During this time of increasing focus on spending health care dollars more wisely, we need to hear more stories about the successful and innovative use of grant funding to amplify and multiply scarce resources.
William N. Werner, MD, MPH, FACP
Observations: What’s Ahead for Health Care Reform?
It’s been almost five years since the Affordable Care Act (ACA) was passed and signed into law. For the past two years, online exchanges or marketplaces have been enrolling millions of people into health insurance. Despite these milestones, the future of the ACA in its present form is uncertain. 2015 may bring developments that will reshape how people get and pay for health care coverage. Expect to hear about the following issues.

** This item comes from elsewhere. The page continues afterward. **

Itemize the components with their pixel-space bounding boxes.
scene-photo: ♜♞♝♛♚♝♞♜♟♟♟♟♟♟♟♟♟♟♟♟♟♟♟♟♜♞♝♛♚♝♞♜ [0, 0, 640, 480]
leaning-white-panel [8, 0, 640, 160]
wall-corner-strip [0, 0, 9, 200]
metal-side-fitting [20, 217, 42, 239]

The new Congress may take a mostly symbolic vote to repeal the ACA in its entirety. If passed, the President would certainly veto any such legislation. I do predict that Congress will act to change or eliminate certain parts of the ACA that are controversial or unpopular. Provisions that are being targeted include a tax on medical devices, mandates requiring every citizen to have health insurance, employer mandates on work hours and an appointed board that would be required to control Medicare costs. Some of these items may have bipartisan support, but, again could face a Presidential veto.
Since Congress also controls the appropriation of funding for federal programs, there may be efforts to reduce or restrict money used to implement elements of health care reform. Funding for the operation of the health insurance exchanges or the expansion of Medicaid in states could be in question. On a state level, Illinois has a new governor who is facing very serious financial challenges. Will an expensive program such as Medicaid be looked at for cost reductions?
One of the most serious threats to the ACA is pending before the Supreme Court of the United States. A case will be decided later this year that challenges the legality of health insurance subsidies for coverage purchased through exchanges that are jointly run through state and federal governments. Subsidies help up to 80% of people buying health insurance on exchanges in several states, including Illinois. Loss of subsidies would likely make coverage unaffordable for most people and effectively would cripple the ACA. Expect a ruling sometime in June.
Another concern is the number of health young people who are buying health insurance on the exchanges. Young adults between 18-34 years of age are needed to enroll in order to help pay for older, sicker enrollees. Younger people are also needed to keep the cost of premiums lower. The ACA is not opular with some young adults both because of premium costs and the perceived lack of need for health coverage. So stayed tuned in 2015 for some very interesting debates.
Bill Werner, MD, MPH
These observations shaped a discussion at the foundation’s recent annual meeting on the future impact of the ACA on funding priorities for WSHF in 2015. WSHF will continue to consider grants that help to “fill the gaps in the ACA.” Based on the above observations, those gaps may widen, depending on the directions taken by the various stakeholders.